Their school sent a letter to the MP saying the social workers don’t care and how terrible it is for the children. Katie said, “It was terrible for the children and we were doing everything in our power to resolve it.” The team found another foster family for them and the children are thriving. Not only that but the teacher has now come back and spoken to Katie to apologise and thank the team for doing all they do.
The importance of selfcare and supervision
Selfcare is so important in this sector, according to Katie: “Caseloads vary and sometimes you have to deal with incredibly difficult and emotional situations. At one point you will feel so very overwhelmed and panicking and the next week it will settle down a little. This is why it’s so important to put a good support structure in place and create an open culture where everyone feels comfortable talking about what’s on their mind.”
Katie talks about the importance of prioritising supervision. She says, “As a social worker you cannot underestimate the value of supervision. Having time to just pour your heart out, and having a really good relationship with your manager, it’s massively important.”
The team have still been able to do this virtually and Katie has tried to ensure that she is as available to her staff as much as possible. She explains how they have been having virtual catch ups over lockdown but also taking it in turns to come into the office as a team, practicing social distancing, to ensure there is that connection and consistent support.
Amazing continual development and learning opportunities
One of the strengths across the region is the West Midlands Teaching Partnership and access to some great learning opportunities.

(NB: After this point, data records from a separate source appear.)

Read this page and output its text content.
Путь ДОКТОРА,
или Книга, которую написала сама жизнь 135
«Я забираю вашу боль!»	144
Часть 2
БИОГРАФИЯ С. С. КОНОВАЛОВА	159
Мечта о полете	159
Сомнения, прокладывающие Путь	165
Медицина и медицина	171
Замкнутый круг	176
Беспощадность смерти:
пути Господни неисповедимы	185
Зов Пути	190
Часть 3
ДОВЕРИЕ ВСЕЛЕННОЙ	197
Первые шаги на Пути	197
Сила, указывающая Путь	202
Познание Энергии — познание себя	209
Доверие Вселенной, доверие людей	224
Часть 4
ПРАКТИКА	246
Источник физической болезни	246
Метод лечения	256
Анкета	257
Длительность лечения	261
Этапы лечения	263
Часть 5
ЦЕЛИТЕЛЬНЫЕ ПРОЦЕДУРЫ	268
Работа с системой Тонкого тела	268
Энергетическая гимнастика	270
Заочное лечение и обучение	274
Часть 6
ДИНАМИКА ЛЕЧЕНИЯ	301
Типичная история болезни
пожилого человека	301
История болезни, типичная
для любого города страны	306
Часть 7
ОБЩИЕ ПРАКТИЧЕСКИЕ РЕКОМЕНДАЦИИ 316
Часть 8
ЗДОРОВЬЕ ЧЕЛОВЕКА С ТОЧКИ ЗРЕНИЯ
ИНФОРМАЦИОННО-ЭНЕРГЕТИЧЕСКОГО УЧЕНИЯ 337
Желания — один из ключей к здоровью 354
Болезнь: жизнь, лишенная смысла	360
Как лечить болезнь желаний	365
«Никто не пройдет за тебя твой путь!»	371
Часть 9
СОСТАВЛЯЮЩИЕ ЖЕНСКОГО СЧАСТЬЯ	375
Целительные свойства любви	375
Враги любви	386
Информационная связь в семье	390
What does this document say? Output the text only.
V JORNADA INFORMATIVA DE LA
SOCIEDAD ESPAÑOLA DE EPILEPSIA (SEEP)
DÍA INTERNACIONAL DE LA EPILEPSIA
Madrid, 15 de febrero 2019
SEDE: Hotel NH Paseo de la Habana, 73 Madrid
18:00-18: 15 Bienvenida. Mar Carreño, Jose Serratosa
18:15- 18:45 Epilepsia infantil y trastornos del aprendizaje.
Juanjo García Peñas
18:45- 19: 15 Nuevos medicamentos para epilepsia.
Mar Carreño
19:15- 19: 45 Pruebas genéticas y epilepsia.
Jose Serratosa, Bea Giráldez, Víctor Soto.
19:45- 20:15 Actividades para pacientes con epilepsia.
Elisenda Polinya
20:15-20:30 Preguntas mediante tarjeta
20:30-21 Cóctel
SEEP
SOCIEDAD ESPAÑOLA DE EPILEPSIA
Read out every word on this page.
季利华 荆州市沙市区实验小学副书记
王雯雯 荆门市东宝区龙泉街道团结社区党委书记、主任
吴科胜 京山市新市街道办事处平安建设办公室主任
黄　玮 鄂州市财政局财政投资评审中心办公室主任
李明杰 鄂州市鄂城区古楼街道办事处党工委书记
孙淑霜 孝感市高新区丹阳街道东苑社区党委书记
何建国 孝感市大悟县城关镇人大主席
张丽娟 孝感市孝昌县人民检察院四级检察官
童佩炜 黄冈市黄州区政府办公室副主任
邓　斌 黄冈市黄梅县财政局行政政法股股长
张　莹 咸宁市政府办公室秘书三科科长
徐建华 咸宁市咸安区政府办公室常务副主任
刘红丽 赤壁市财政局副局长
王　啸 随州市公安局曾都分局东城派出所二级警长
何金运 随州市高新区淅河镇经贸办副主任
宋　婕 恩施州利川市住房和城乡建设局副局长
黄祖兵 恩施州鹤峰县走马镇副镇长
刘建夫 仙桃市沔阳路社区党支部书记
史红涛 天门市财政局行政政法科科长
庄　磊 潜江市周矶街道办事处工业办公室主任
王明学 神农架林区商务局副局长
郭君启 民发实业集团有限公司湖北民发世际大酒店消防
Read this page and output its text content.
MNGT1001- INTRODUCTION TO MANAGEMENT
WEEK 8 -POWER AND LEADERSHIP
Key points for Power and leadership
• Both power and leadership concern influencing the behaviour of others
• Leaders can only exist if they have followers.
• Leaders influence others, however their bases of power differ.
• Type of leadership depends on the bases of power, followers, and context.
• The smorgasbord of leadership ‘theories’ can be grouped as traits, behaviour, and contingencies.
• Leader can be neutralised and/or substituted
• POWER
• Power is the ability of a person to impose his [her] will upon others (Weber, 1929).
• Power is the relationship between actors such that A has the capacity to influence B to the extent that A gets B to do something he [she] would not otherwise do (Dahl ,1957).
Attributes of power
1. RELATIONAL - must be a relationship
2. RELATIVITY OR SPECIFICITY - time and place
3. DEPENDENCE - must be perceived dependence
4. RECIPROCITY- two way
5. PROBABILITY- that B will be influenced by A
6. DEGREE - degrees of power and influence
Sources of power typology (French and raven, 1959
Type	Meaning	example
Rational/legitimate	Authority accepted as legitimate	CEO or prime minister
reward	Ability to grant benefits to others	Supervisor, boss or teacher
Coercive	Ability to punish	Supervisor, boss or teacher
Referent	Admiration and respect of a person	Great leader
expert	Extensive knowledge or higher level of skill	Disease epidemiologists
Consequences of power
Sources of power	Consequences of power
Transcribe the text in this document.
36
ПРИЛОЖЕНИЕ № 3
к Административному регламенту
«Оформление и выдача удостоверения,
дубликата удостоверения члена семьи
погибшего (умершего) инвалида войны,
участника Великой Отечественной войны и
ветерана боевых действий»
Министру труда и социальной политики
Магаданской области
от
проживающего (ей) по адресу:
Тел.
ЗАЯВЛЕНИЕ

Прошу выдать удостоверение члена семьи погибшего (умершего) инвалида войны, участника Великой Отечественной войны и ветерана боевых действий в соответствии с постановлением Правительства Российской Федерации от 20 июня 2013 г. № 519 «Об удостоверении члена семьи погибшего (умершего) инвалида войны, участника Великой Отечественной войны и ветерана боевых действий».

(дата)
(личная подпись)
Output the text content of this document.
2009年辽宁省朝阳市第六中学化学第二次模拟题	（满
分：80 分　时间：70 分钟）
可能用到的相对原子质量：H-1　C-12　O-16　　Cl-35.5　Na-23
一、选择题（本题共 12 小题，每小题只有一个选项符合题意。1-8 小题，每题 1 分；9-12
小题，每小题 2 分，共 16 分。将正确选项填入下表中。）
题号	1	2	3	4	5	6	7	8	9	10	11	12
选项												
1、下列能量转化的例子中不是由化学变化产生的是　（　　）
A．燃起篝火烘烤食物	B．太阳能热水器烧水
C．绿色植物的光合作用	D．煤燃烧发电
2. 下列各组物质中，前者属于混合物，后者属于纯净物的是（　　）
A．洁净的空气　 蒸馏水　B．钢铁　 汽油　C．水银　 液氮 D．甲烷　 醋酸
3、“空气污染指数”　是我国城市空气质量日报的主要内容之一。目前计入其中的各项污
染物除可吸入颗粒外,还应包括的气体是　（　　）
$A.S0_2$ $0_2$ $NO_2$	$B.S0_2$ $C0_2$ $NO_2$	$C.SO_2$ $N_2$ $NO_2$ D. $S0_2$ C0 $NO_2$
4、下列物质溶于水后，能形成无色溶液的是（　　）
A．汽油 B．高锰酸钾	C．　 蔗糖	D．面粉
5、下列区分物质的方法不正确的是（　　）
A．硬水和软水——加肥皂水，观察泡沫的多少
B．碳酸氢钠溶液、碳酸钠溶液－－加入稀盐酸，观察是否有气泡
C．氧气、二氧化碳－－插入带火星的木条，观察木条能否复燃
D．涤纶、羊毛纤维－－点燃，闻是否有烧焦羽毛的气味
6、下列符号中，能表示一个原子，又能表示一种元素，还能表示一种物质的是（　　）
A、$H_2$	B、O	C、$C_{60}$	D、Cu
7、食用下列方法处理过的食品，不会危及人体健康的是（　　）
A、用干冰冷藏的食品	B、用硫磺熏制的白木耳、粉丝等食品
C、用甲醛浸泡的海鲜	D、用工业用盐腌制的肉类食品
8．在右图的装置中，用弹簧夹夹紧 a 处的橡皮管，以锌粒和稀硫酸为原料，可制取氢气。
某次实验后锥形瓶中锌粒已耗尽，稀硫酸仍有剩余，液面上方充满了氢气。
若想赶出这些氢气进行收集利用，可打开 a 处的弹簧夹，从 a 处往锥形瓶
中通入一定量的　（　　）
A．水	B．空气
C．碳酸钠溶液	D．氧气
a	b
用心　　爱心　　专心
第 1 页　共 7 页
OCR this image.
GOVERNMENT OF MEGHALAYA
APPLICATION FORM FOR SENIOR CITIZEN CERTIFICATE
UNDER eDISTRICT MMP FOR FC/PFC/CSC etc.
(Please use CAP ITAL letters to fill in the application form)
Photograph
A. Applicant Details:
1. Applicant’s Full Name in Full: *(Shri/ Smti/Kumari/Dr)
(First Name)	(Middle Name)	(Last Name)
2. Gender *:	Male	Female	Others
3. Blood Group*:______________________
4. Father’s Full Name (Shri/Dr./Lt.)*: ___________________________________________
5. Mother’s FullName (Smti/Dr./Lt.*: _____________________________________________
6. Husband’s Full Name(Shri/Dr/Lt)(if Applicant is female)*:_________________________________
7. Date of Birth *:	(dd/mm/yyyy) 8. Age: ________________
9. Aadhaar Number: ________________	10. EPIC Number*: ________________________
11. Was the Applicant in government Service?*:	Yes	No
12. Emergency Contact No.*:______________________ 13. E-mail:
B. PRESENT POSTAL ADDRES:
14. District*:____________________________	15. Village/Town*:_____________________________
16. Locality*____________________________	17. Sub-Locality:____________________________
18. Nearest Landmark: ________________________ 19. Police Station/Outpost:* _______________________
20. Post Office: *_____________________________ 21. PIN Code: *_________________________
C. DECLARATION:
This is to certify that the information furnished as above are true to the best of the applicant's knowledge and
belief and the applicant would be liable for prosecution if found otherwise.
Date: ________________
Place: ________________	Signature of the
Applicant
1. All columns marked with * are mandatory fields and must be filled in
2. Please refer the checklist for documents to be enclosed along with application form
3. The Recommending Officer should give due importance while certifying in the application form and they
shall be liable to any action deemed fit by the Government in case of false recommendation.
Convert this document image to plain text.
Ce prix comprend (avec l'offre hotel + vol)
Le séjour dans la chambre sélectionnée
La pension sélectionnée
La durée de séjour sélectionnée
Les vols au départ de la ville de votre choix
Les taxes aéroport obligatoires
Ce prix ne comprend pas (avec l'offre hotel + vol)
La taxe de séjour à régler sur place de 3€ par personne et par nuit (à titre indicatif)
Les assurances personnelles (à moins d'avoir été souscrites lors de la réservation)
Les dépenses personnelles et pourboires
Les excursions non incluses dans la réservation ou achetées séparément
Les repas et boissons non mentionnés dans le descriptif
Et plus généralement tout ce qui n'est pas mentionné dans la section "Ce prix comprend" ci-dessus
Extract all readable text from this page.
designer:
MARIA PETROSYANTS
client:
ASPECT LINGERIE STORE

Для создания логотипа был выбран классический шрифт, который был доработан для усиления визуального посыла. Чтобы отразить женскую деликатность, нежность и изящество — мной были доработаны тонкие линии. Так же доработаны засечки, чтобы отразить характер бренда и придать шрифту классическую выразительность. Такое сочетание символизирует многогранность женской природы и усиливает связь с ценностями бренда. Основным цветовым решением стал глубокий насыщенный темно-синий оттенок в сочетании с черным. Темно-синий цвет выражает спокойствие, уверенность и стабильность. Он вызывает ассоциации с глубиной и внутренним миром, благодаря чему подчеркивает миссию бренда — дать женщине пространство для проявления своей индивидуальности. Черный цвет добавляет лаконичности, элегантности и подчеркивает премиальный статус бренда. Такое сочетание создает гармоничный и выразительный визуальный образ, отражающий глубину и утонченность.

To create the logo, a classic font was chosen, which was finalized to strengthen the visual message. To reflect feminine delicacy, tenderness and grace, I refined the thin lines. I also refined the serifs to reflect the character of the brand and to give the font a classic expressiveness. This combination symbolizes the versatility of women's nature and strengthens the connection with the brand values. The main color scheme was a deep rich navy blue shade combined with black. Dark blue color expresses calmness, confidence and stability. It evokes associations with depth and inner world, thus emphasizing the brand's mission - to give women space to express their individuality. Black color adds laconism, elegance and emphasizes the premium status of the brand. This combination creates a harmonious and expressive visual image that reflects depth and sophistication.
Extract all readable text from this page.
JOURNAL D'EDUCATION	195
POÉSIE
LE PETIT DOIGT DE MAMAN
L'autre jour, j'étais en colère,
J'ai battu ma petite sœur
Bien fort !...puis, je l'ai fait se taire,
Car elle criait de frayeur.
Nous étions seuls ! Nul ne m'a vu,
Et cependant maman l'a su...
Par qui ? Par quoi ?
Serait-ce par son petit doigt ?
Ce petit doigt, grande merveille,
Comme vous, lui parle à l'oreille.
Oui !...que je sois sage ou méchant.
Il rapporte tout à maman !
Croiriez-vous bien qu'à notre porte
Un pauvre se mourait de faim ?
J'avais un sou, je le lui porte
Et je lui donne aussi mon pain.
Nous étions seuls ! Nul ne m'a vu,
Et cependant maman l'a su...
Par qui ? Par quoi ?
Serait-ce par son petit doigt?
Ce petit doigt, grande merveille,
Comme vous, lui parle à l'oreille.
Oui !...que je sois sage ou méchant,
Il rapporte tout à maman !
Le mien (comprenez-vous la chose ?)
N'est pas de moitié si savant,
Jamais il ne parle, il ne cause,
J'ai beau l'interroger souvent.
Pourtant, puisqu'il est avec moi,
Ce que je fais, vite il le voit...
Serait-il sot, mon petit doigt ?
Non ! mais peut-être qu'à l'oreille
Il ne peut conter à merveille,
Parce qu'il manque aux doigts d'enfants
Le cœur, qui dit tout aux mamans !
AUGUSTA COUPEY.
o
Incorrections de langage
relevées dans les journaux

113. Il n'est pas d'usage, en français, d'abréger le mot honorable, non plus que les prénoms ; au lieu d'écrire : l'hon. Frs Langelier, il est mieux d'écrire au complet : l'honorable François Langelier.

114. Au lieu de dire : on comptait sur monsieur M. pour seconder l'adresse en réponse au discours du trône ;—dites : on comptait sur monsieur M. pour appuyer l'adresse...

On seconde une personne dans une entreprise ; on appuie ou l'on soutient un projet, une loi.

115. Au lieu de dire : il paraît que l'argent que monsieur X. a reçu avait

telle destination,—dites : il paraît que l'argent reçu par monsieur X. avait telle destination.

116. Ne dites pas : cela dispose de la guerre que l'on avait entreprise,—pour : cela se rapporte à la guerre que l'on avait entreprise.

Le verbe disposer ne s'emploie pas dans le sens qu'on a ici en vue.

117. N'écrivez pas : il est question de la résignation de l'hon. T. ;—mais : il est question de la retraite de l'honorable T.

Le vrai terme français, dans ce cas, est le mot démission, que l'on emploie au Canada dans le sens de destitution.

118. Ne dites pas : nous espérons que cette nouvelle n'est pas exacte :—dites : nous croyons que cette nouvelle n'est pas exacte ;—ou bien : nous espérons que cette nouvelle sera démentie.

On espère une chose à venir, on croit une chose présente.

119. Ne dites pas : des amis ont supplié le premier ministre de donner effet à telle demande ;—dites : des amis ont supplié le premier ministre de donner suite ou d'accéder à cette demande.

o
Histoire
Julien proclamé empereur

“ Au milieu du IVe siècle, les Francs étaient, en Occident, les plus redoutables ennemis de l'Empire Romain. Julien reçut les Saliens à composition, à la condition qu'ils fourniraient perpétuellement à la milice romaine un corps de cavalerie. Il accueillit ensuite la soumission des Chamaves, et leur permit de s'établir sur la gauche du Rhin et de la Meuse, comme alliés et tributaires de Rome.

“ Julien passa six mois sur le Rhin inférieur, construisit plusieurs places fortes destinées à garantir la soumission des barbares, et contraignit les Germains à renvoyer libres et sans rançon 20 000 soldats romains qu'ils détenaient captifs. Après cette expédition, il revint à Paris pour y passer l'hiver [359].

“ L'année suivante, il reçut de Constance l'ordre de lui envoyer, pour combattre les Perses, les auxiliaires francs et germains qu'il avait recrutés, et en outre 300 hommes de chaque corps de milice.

Katie talks about the importance of finding time to do the training. She said, “Here at Warwickshire they really do promote growth and development, supporting you with your career development. I have done some amazing training programmes which have really enabled me to support children and their families.”
Final note from Katie…
Katie talks about the beautiful surroundings in Warwick and the strength of the team. She says, “Our team are so close and we are all there to support one another – sometimes you just need to just come back and just cry or use someone as a sounding board. Our leadership team is also very supportive and are visible, which I think is really important.”